I use the information the client provides to guide my search for a singer with a suitable background and recorded demo so I can show the client their work. Sometimes the singers are experienced professionals, other times they are talented amateurs who are also videogame fans. Overall, it’s important to find one who has the quality and presence to make the song come alive for any listener.

With all the vocal music we have heard in our lives, it’s virtually impossible not to compare it to what we’ve heard in the mainstream media, at least on a subconscious level. If it has obvious flaws, it becomes easy to criticize. But over time, I’ve found that a catchy, well-crafted song wins fans quickly. In the case of Seasons Of The Wolf, the singer and I had already worked on several projects together and established a strong rapport throughout that process. This has gone a long way to ensuring the vibrancy and accessibility of our work.

When the vocals are locked down, the next step is to track instruments and mix the project. Parts of this can be live and others virtual, but I find that live work is generally better than samples.

Mixing and mastering are disciplines that take years of practice, but having put in over a decade and a half of those years, I now do all my own production. Once finalized, the mix goes out to the client for approval. Often developers will request to make a separate 1:30 version of the song to accompany a promotional video. Upon final sign-off, I deliver all assets to the developer in whatever file format is desired and sit back for a well-deserved twenty minutes of rest.



Remember, it’s a business

Everyone in the production chain needs to be compensated: singer, live instrumentalists, studio engineers, and any other individuals directly involved in the production process.

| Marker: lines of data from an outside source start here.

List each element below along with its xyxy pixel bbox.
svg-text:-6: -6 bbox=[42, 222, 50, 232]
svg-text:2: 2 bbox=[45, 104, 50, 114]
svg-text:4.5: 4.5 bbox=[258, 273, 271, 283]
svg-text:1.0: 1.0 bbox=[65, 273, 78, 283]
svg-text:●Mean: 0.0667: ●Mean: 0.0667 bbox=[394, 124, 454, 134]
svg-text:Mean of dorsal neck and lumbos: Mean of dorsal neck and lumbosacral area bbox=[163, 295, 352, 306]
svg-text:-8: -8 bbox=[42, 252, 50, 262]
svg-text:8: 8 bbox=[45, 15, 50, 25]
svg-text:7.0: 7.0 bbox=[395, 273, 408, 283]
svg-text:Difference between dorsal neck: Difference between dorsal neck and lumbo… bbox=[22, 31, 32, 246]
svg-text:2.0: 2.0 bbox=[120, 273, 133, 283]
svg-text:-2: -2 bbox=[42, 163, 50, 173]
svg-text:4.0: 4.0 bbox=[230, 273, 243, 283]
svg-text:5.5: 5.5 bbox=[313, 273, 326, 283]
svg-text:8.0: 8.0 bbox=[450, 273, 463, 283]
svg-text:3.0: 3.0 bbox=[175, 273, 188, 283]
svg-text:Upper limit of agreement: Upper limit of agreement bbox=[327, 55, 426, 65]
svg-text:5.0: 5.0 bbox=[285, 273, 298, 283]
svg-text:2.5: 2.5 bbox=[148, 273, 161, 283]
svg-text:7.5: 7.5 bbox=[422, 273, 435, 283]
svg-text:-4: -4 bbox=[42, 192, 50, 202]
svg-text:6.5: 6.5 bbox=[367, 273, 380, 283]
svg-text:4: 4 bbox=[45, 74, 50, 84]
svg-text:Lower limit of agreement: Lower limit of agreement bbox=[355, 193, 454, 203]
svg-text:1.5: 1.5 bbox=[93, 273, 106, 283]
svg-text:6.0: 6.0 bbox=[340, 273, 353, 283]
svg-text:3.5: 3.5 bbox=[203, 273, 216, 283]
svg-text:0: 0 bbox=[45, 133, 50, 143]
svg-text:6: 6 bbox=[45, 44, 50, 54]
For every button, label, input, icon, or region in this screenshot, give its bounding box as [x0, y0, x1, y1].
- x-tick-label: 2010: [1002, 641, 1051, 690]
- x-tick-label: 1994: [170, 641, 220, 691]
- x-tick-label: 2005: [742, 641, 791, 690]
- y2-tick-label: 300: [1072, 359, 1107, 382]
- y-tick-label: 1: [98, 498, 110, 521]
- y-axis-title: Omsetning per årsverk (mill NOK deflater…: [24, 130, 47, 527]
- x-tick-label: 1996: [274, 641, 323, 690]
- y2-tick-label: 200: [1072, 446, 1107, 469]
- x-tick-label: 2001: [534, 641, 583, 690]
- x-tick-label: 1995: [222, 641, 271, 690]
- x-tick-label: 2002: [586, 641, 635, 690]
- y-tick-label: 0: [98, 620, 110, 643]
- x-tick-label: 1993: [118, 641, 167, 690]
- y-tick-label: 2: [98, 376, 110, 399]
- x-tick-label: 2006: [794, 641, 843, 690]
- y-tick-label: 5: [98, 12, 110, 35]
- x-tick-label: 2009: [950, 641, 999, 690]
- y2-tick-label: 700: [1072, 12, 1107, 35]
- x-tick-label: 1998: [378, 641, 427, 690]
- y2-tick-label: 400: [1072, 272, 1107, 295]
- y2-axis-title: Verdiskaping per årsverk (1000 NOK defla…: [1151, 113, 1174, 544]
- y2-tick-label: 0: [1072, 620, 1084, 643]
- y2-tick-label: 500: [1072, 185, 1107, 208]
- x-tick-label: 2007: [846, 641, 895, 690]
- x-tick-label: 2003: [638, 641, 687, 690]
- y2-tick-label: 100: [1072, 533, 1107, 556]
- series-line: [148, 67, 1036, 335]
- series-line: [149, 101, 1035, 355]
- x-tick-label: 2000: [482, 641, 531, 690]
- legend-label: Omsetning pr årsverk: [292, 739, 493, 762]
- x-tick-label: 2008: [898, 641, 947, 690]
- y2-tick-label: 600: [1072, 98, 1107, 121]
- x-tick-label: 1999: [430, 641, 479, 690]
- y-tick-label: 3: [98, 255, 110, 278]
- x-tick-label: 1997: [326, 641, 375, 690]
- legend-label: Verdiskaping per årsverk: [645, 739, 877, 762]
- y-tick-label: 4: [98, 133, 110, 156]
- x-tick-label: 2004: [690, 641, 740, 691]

Beyond that, large publishers may want to buy out the rights to the song if they have a reasonable budget to do so. Smaller developers typically offer less money in exchange for not keeping the publishing rights to the song after the game’s release. It’s been my experience that videogame theme songs can sell well on iTunes compared to whole instrumental soundtracks, especially when amplified by an attention-getting promotional video.

One of my central tenets of theme song projects is, “the game is the star, not the singer. That’s why we’re here, to make the game, not ourselves, as cool as possible.” However, the song can also have a life outside the game in a way that's different from other kinds of audio, and when it does, everybody wins: developer, singer, producer, and of most important of all, players and fans.

It's not uncommon for players to discover the game through the music on YouTube first. That’s what makes the creation of winning videogame theme songs such an exciting opportunity and why I’m truly grateful for every one I get.